Tapi juga sedikit was-was barangkali hukumanku diberikan setelah ini. Namun, rupanya aku terlalu
su’udzon. Selesai aku tahfidz, Ibuk tampak tidak hirau. Kemudian beliau
berdiri dan memandang sekeliling ruangan itu.
“Assalamu’alaikum
warohmatullahi wabarokatuh,” Ibuk mengucap salam dan
seketika musholla bercat krem itu menjadi hening. “aku mau cerita tentang
ayahku, Mbah Anwar. Le setor uwis sik.”
“Mbah
Anwar itu orang ‘alim, ‘abid, dan dekat sama Allah. Mbah Anwar itu tidak biasa
untuk menganggur. Beliau selalu menyibukkan diri untuk berdzikir.” Ibuk memberi
jeda sebentar, kemudian melanjutkan.
“Dzikir
ki ora kok mesti ndekem terus
wiridan. Dzikire mbah Anwar itu terus
lewat bibir beliau yang tidak pernah berhenti menyebut asma Allah. Mbah Anwar
itu ingin bermanfaat bagi orang banyak. dzikir itu wajib, tapi khoirunnaasi anfa’uhum lin naasi, jadi beliau selalu
sibuk mengajar, bercengkrama dengan para santri, dan bahkan bersih-bersih.
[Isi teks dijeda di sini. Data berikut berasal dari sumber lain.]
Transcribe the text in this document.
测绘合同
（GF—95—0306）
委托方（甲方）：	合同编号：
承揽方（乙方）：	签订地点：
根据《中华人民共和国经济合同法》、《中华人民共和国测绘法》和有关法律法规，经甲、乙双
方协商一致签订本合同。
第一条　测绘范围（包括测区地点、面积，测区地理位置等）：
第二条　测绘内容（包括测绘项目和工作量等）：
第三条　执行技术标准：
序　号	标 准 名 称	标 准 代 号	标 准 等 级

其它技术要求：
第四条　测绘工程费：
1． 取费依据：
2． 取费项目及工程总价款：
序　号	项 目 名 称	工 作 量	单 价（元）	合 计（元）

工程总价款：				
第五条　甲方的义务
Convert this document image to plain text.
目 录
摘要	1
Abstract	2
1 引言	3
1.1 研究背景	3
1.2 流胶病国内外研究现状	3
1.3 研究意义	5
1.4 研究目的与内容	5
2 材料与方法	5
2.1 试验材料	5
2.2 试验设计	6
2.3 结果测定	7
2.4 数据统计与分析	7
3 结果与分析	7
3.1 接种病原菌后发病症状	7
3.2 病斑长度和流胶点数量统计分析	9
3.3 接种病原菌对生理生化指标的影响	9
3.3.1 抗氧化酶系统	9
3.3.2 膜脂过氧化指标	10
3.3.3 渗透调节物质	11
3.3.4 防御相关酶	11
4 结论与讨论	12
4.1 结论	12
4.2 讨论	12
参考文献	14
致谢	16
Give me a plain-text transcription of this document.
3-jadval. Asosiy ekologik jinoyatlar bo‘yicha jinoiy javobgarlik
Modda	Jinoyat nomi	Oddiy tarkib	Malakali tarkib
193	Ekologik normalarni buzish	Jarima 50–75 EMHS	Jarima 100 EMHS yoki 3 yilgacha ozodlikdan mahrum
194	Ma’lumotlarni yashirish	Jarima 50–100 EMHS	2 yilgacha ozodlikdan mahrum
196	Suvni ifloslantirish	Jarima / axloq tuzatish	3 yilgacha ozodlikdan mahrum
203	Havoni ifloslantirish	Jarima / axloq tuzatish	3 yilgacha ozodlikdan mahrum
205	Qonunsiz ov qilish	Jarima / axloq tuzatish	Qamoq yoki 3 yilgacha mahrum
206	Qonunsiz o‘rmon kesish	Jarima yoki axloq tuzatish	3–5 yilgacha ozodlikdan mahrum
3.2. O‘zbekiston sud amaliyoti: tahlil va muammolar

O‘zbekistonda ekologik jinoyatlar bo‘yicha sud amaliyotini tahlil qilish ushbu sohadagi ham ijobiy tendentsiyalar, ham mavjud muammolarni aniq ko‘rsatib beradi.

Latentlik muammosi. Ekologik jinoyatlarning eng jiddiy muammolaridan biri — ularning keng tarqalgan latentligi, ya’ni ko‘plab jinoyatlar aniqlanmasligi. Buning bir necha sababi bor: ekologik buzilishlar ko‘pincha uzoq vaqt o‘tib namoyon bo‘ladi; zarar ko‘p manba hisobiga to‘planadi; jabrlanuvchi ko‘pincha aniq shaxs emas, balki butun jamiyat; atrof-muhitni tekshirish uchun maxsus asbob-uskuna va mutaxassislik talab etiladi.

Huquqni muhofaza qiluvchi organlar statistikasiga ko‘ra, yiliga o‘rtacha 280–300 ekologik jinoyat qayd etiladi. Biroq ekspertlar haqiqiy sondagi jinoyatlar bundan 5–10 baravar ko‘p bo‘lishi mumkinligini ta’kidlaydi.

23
Seperti menyapu kalau dirasa perlu, mengambil sampah yang tercecer di jalan.”
“Bahkan,
ayahku itu di kamarnya ada banyak piring. Kalau dirasa nganggur, beliau berdzikir
sambil ngelapi piring.”
“Cah,
salah satu tanda cinta itu ittiba’, mengikuti apa-apa yang dilakukan
orang yang dicintai. Nah, kalian ini santri Mbah Anwar. Cinta ndak sama
kyaimu?”
Ditanyai
begitu serentak kami semua membuat koor ‘ya’ dengan kompak.
“Aku
itu niatnya nakzir kalian itu bukan nyari untung, tapi juga biar kalian bisa ittiba’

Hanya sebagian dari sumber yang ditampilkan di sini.